Friday, November 05, 2004

TV. Drinking. Dating


Ya know.. I started this "J" with the thought of talking about life and dating after 40. OK, damnit, a few years after 40....are ya happy now?!

Sooooo anyway, I'm watching "The Bachelor," and wondering WHY women would go on tv and make fools of themselves for some guy. I mean, I've made a fool of myself infront of a guy before plenty of times, but NOT on national TV. One case in point ..... .....

I went on a date to a winery, wine tasting. I don't drink. I hadn't had alcohol in, ohhhh about 20 years. None. Nada. Zip. Zilch. So WTF was I doing going wine testing at a winery? on an empty stomach. Don't ask me. But I did. and yes, I got Tipsy.
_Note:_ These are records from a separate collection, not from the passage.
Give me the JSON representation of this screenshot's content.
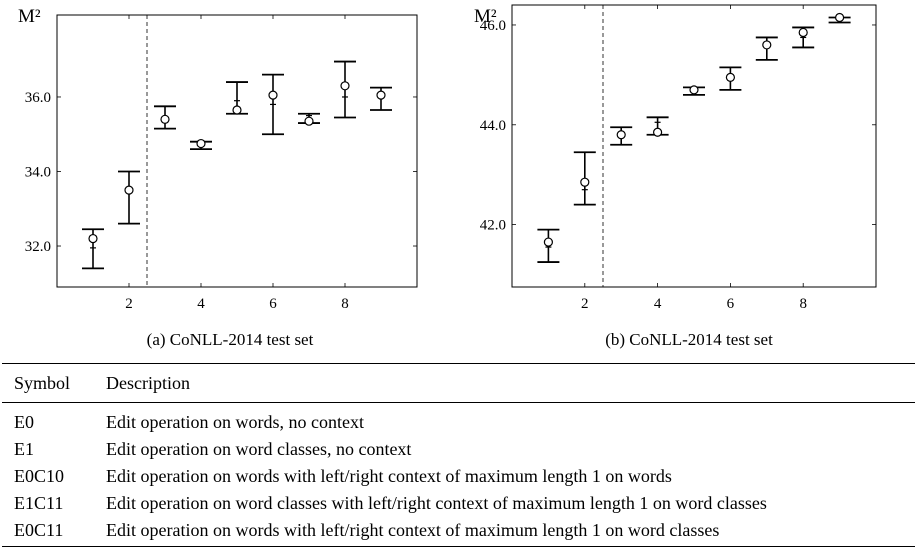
{
  "chart_data": [
    {
      "type": "errorbar",
      "caption": "(a) CoNLL-2014 test set",
      "ylabel": "M²",
      "xlim": [
        0,
        10
      ],
      "ylim": [
        30.9,
        38.2
      ],
      "xticks": [
        2,
        4,
        6,
        8
      ],
      "yticks": [
        32.0,
        34.0,
        36.0
      ],
      "ytick_labels": [
        "32.0",
        "34.0",
        "36.0"
      ],
      "vline": 2.5,
      "grid": false,
      "points": [
        {
          "x": 1,
          "y": 32.2,
          "low": 31.4,
          "high": 32.45,
          "median": 31.95
        },
        {
          "x": 2,
          "y": 33.5,
          "low": 32.6,
          "high": 34.0,
          "median": 33.5
        },
        {
          "x": 3,
          "y": 35.4,
          "low": 35.15,
          "high": 35.75,
          "median": 35.45
        },
        {
          "x": 4,
          "y": 34.75,
          "low": 34.6,
          "high": 34.8,
          "median": 34.7
        },
        {
          "x": 5,
          "y": 35.65,
          "low": 35.55,
          "high": 36.4,
          "median": 35.9
        },
        {
          "x": 6,
          "y": 36.05,
          "low": 35.0,
          "high": 36.6,
          "median": 35.8
        },
        {
          "x": 7,
          "y": 35.35,
          "low": 35.3,
          "high": 35.55,
          "median": 35.5
        },
        {
          "x": 8,
          "y": 36.3,
          "low": 35.45,
          "high": 36.95,
          "median": 36.0
        },
        {
          "x": 9,
          "y": 36.05,
          "low": 35.65,
          "high": 36.25,
          "median": 36.0
        }
      ]
    },
    {
      "type": "errorbar",
      "caption": "(b) CoNLL-2014 test set",
      "ylabel": "M²",
      "xlim": [
        0,
        10
      ],
      "ylim": [
        40.75,
        46.4
      ],
      "xticks": [
        2,
        4,
        6,
        8
      ],
      "yticks": [
        42.0,
        44.0,
        46.0
      ],
      "ytick_labels": [
        "42.0",
        "44.0",
        "46.0"
      ],
      "vline": 2.5,
      "grid": false,
      "points": [
        {
          "x": 1,
          "y": 41.65,
          "low": 41.25,
          "high": 41.9,
          "median": 41.55
        },
        {
          "x": 2,
          "y": 42.85,
          "low": 42.4,
          "high": 43.45,
          "median": 42.7
        },
        {
          "x": 3,
          "y": 43.8,
          "low": 43.6,
          "high": 43.95,
          "median": 43.85
        },
        {
          "x": 4,
          "y": 43.85,
          "low": 43.8,
          "high": 44.15,
          "median": 44.05
        },
        {
          "x": 5,
          "y": 44.7,
          "low": 44.6,
          "high": 44.75,
          "median": 44.7
        },
        {
          "x": 6,
          "y": 44.95,
          "low": 44.7,
          "high": 45.15,
          "median": 44.95
        },
        {
          "x": 7,
          "y": 45.6,
          "low": 45.3,
          "high": 45.75,
          "median": 45.55
        },
        {
          "x": 8,
          "y": 45.85,
          "low": 45.55,
          "high": 45.95,
          "median": 45.75
        },
        {
          "x": 9,
          "y": 46.15,
          "low": 46.05,
          "high": 46.15,
          "median": 46.1
        }
      ]
    }
  ],
  "legend_table": {
    "headers": {
      "symbol": "Symbol",
      "description": "Description"
    },
    "rows": [
      {
        "symbol": "E0",
        "description": "Edit operation on words, no context"
      },
      {
        "symbol": "E1",
        "description": "Edit operation on word classes, no context"
      },
      {
        "symbol": "E0C10",
        "description": "Edit operation on words with left/right context of maximum length 1 on words"
      },
      {
        "symbol": "E1C11",
        "description": "Edit operation on word classes with left/right context of maximum length 1 on word classes"
      },
      {
        "symbol": "E0C11",
        "description": "Edit operation on words with left/right context of maximum length 1 on word classes"
      }
    ]
  }
}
Very Tipsy.

When I realized I was getting light headed, I excused myself to go to the ladies room. It was in a separate building. Down a quaint little flagstone walk. I was in heels. Tipsy.... Are ya with me here? That's when the giggling started..... and it wouldn't stop. I am NOT the giggly type of girl. Normally I smirk. I laugh outrageously. I might even chuckle or guffaw. But apparently wine makes me giggle, at first. And I think funny things. Well, in my mind they're funny.

We ended up in the gazebo, with me sitting down on the gazebo floor laughing so hard, I couldn't speak. Literally. Every time I tried to say something I just laughed. Hysterically. Tears streaming down my face laughing. Tipsy. It wasn't a pretty sight. I finally gained control of myself, but only after I ingested enough cracker bread to feed a small 3rd world country.

That cracker bread is some weird stuff. I think they make it and sell it in bulk. He took the rest of it home and I bet he still has enough cracker bread for 100 more picnics. That wheel of cracker bread reminded me of a satellite dish... which at the time, didn't help me control the hysterics. Since then, I avoid wine and cracker bread...... and gazebos.

Anyway.....That can't compare to going on tv and competing for a guy. Tonight is the episode they have "individual overnight" dates. The women each get to choose if they share a night in a suite with him. Next day he then goes through that skin crawling, corny, horrific embarrassment of a 'rose ceremony' and tells some chicks bye.

Suddenly getting Tipsy in a gazebo falls short on the embarrassment scale.

On next weeks show they take the guy home to meet their parents. I'll pass..... Unless maybe I come home with wine and cracker bread. That's the only way I could take their humiliation.

TV - sometimes it's just not meant for sober people.

1 comment:

Anonymous said...

I swear, TV isn't even worth watching anymore.

A good book, or a backbreaking turn in the garden, at least there's something accomlished in the process.